On Friday I went down to Los Angeles for my friend Darren’s ordination via the MCC denomination. Somehow, the entire trip itself seemed like a sacred journey. My dear friend, Bonnie drove me to the train station, and I hopped aboard, leaving Santa Barbara behind without so much as the chance to say goodbye to my sweet husband in person. Along the way, the train stopped twice, causing my “picking me up” schedule to crack just a bit, but also causing me to think a bit about what it means to actually go from point A to B with intentionality. It occurred to me that, in general, we don’t really do this. We take for granted the fact that travel is relatively effortless, and practically instantaneous. In a global environment where an astronaut’s trip to the moon can mean return within seven days, a heightened sense of awareness seems necessary in order to bring sort of intentionality to travel. There were many of us who traveled for the particular occasion. Heck, the recipient of the ordination himself traveled from Oregon for this occasion. Jamie drove out from Nebraska, Brit flew from Seattle, Soph from Scotland, and I took the train.
Although it was a much shorter trip for me than for most of my friends, the sense of occasion, and the necessity for pause was not lost on me. Ordination is a sacred ritual, and like any other ritual (according to many theorists: Bell, Van Gennep, Turner, Eliade, just to name a few), it requires separation from the collective, initiation, ceremony and an irrevocable change in the initiate’s status. Such an occasion necessitated much more reflection time than we were able to afford it, as our time together was short.
Anyway, of this to say that none of this was lost on me. Although I was frustrated at how long it took for me to get to Los Angeles, I did my best to place myself into the frame of mind that would cultivate awareness. After an interesting (albeit slightly harrowing) experience of public transit in the heart of downtown LA, I connected with two of the ladies of the “hub”, and we headed off to Darren’s family home in Arcadia.
Just bringing this group of people together facilitated a total shift in consciousness. I truly believe that it is impossible for anyone to be more different in temperament, background and orientation than we are. But, it totally works. The “pack” was back together, and it felt like a moment since we had been, rather than the years that have actually passed.

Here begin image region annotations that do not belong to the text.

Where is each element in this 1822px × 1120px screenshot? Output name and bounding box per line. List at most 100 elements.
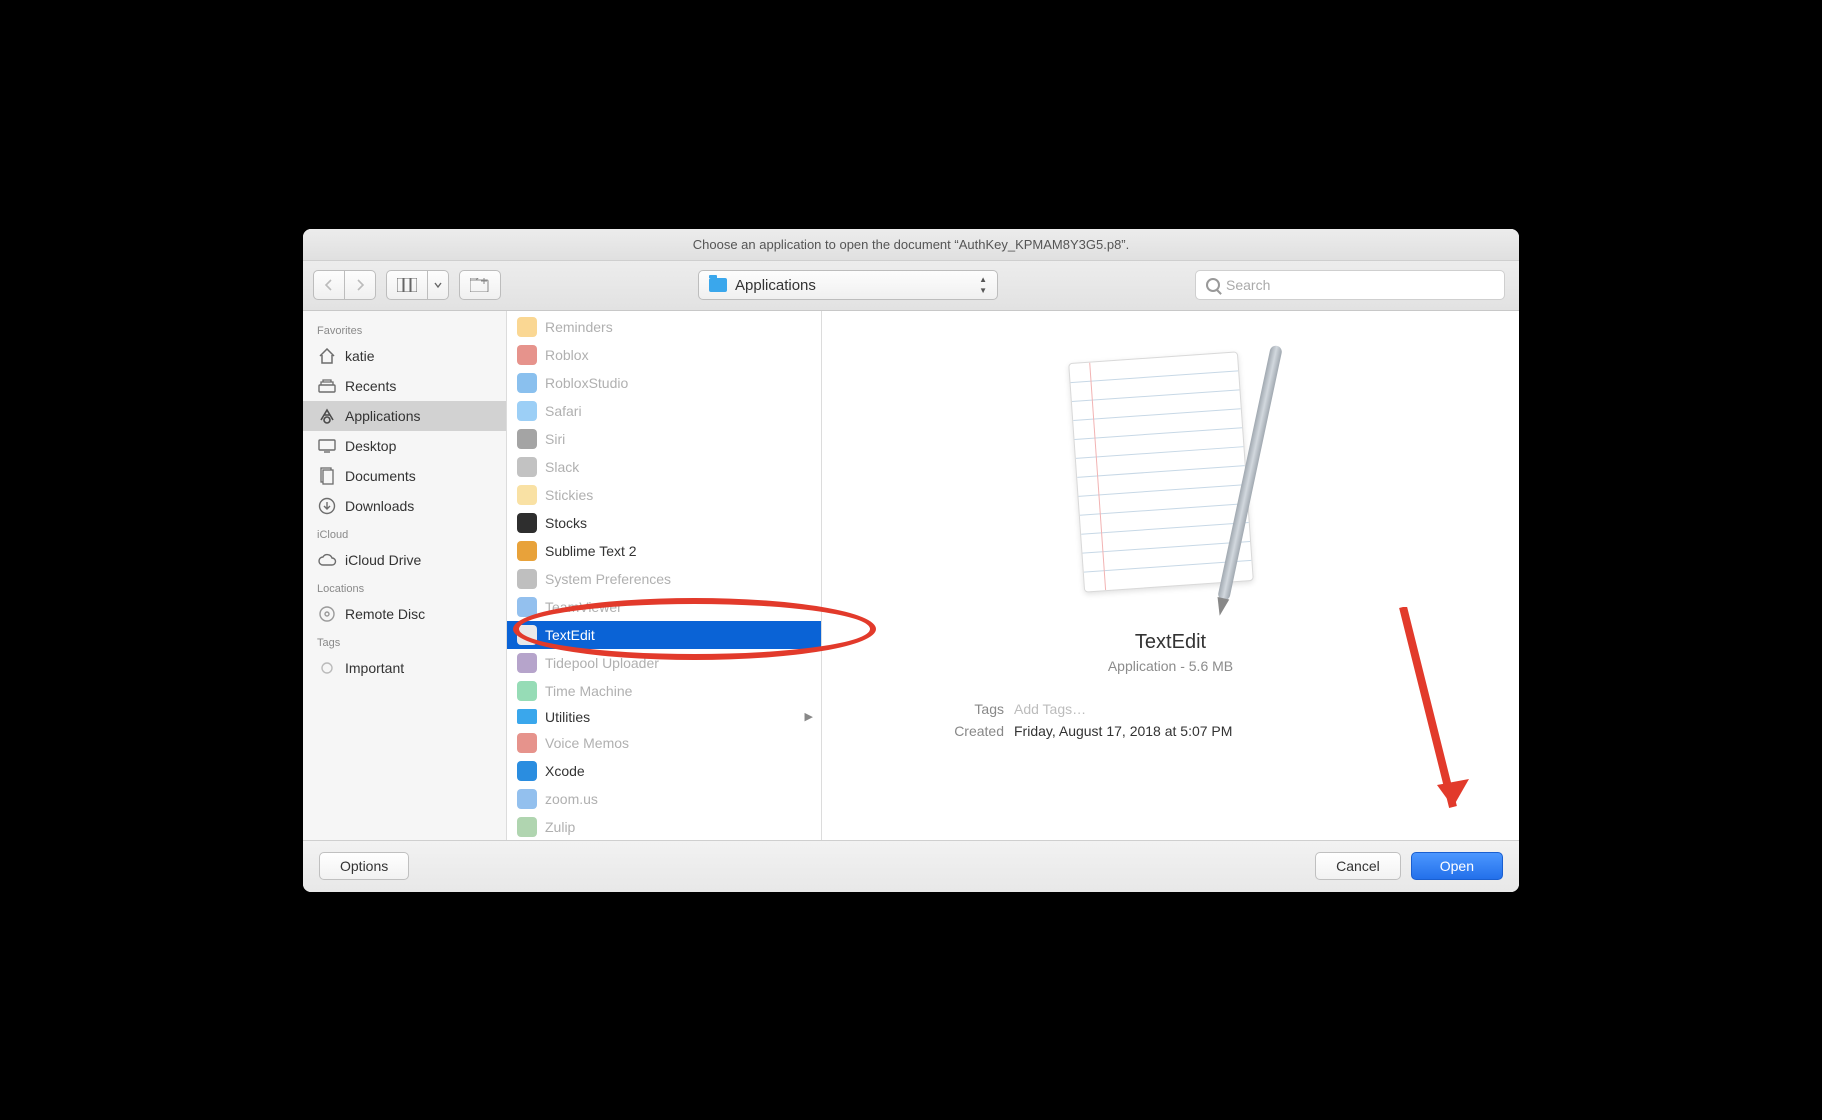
preview-pane: TextEdit Application - 5.6 MB Tags Add T…: [822, 311, 1519, 840]
folder-plus-icon: [470, 278, 490, 292]
app-icon: [517, 429, 537, 449]
column-view-button[interactable]: [386, 270, 428, 300]
app-row-reminders: Reminders: [507, 313, 821, 341]
app-row-system-preferences: System Preferences: [507, 565, 821, 593]
app-icon: [517, 761, 537, 781]
app-row-sublime-text-2[interactable]: Sublime Text 2: [507, 537, 821, 565]
forward-button[interactable]: [345, 270, 376, 300]
search-input[interactable]: [1226, 277, 1494, 293]
app-label: Zulip: [545, 819, 575, 835]
back-button[interactable]: [313, 270, 345, 300]
meta-value-tags[interactable]: Add Tags…: [1014, 701, 1467, 717]
app-label: Reminders: [545, 319, 613, 335]
sidebar-item-label: Recents: [345, 378, 396, 394]
docs-icon: [317, 466, 337, 486]
app-icon: [517, 569, 537, 589]
home-icon: [317, 346, 337, 366]
cancel-label: Cancel: [1336, 858, 1380, 874]
sidebar-heading-locations: Locations: [303, 575, 506, 599]
app-row-xcode[interactable]: Xcode: [507, 757, 821, 785]
app-icon: [517, 817, 537, 837]
app-label: Roblox: [545, 347, 589, 363]
app-icon: [517, 457, 537, 477]
app-row-slack: Slack: [507, 453, 821, 481]
app-label: Safari: [545, 403, 582, 419]
app-icon: [517, 513, 537, 533]
app-label: Time Machine: [545, 683, 632, 699]
app-row-siri: Siri: [507, 425, 821, 453]
app-row-textedit[interactable]: TextEdit: [507, 621, 821, 649]
app-row-zoom-us: zoom.us: [507, 785, 821, 813]
app-label: RobloxStudio: [545, 375, 628, 391]
app-icon: [517, 709, 537, 724]
app-icon: [517, 597, 537, 617]
app-label: Slack: [545, 459, 579, 475]
app-list[interactable]: Reminders Roblox RobloxStudio Safari Siri Sla…: [507, 311, 822, 840]
tagdot-icon: [317, 658, 337, 678]
sidebar-item-applications[interactable]: Applications: [303, 401, 506, 431]
app-label: System Preferences: [545, 571, 671, 587]
app-row-safari: Safari: [507, 397, 821, 425]
cancel-button[interactable]: Cancel: [1315, 852, 1401, 880]
sidebar-item-label: Remote Disc: [345, 606, 425, 622]
app-row-utilities[interactable]: Utilities▶: [507, 705, 821, 729]
toolbar: Applications ▲▼: [303, 261, 1519, 311]
columns-icon: [397, 278, 417, 292]
apps-icon: [317, 406, 337, 426]
app-icon: [517, 317, 537, 337]
options-button[interactable]: Options: [319, 852, 409, 880]
sidebar-heading-tags: Tags: [303, 629, 506, 653]
sidebar-item-label: Important: [345, 660, 404, 676]
app-row-robloxstudio: RobloxStudio: [507, 369, 821, 397]
sidebar-item-label: iCloud Drive: [345, 552, 421, 568]
meta-label-created: Created: [874, 723, 1004, 739]
app-label: TextEdit: [545, 627, 595, 643]
stepper-arrows-icon: ▲▼: [979, 275, 987, 295]
sidebar-heading-icloud: iCloud: [303, 521, 506, 545]
recents-icon: [317, 376, 337, 396]
app-icon: [517, 401, 537, 421]
app-label: Sublime Text 2: [545, 543, 637, 559]
preview-meta: Tags Add Tags… Created Friday, August 17…: [844, 698, 1497, 742]
group-button[interactable]: [459, 270, 501, 300]
sidebar-item-downloads[interactable]: Downloads: [303, 491, 506, 521]
titlebar: Choose an application to open the docume…: [303, 229, 1519, 261]
path-label: Applications: [735, 277, 816, 294]
open-button[interactable]: Open: [1411, 852, 1503, 880]
footer: Options Cancel Open: [303, 840, 1519, 892]
app-row-zulip: Zulip: [507, 813, 821, 840]
sidebar-item-recents[interactable]: Recents: [303, 371, 506, 401]
sidebar-item-important[interactable]: Important: [303, 653, 506, 683]
sidebar-item-desktop[interactable]: Desktop: [303, 431, 506, 461]
chevron-right-icon: [355, 279, 365, 291]
view-dropdown-button[interactable]: [428, 270, 449, 300]
app-icon: [517, 345, 537, 365]
meta-label-tags: Tags: [874, 701, 1004, 717]
app-icon: [517, 681, 537, 701]
chevron-left-icon: [324, 279, 334, 291]
app-icon: [517, 373, 537, 393]
sidebar-item-katie[interactable]: katie: [303, 341, 506, 371]
app-label: Voice Memos: [545, 735, 629, 751]
preview-title: TextEdit: [1135, 631, 1206, 654]
path-selector[interactable]: Applications ▲▼: [698, 270, 998, 300]
meta-value-created: Friday, August 17, 2018 at 5:07 PM: [1014, 723, 1467, 739]
content-area: Favorites katie Recents Applications Deskto…: [303, 311, 1519, 840]
sidebar-item-remote-disc[interactable]: Remote Disc: [303, 599, 506, 629]
app-label: TeamViewer: [545, 599, 622, 615]
sidebar-heading-favorites: Favorites: [303, 317, 506, 341]
folder-icon: [709, 278, 727, 292]
open-dialog: Choose an application to open the docume…: [303, 229, 1519, 892]
sidebar-item-label: Applications: [345, 408, 421, 424]
app-icon: [517, 733, 537, 753]
chevron-right-icon: ▶: [805, 710, 813, 723]
app-row-stocks[interactable]: Stocks: [507, 509, 821, 537]
sidebar-item-icloud-drive[interactable]: iCloud Drive: [303, 545, 506, 575]
preview-subtitle: Application - 5.6 MB: [1108, 658, 1233, 674]
sidebar-item-documents[interactable]: Documents: [303, 461, 506, 491]
disc-icon: [317, 604, 337, 624]
search-field[interactable]: [1195, 270, 1505, 300]
sidebar-item-label: Desktop: [345, 438, 396, 454]
app-label: Tidepool Uploader: [545, 655, 659, 671]
app-label: Stocks: [545, 515, 587, 531]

If pilgrimage is a journey to a sacred place for the sake of encountering the “other”, than this was the archetypal image of a pilgrimage. The MCC, or the Metropolitan Community Church denomination, is a place the embraces those who have been outcast by other orthodox Christian denominations, and through an intentional breakdown of the alientation that cause us to hold each other at a distance, this organization (as imperfect as I’m sure it, like all organizations, is) creates an environment that offers acceptance and peace in the midst of its “otherness”. In its structure, it was similar to any other kind of service. However, it really affected me. It moved me in a way that church services generally don’t, knowing that no matter what kind of difference was brought to the table (whether we were gay, straight, white, black, Catholic, Jewish or Buddhist) the table would be open for all. Somehow, I feel that that’s the point, no?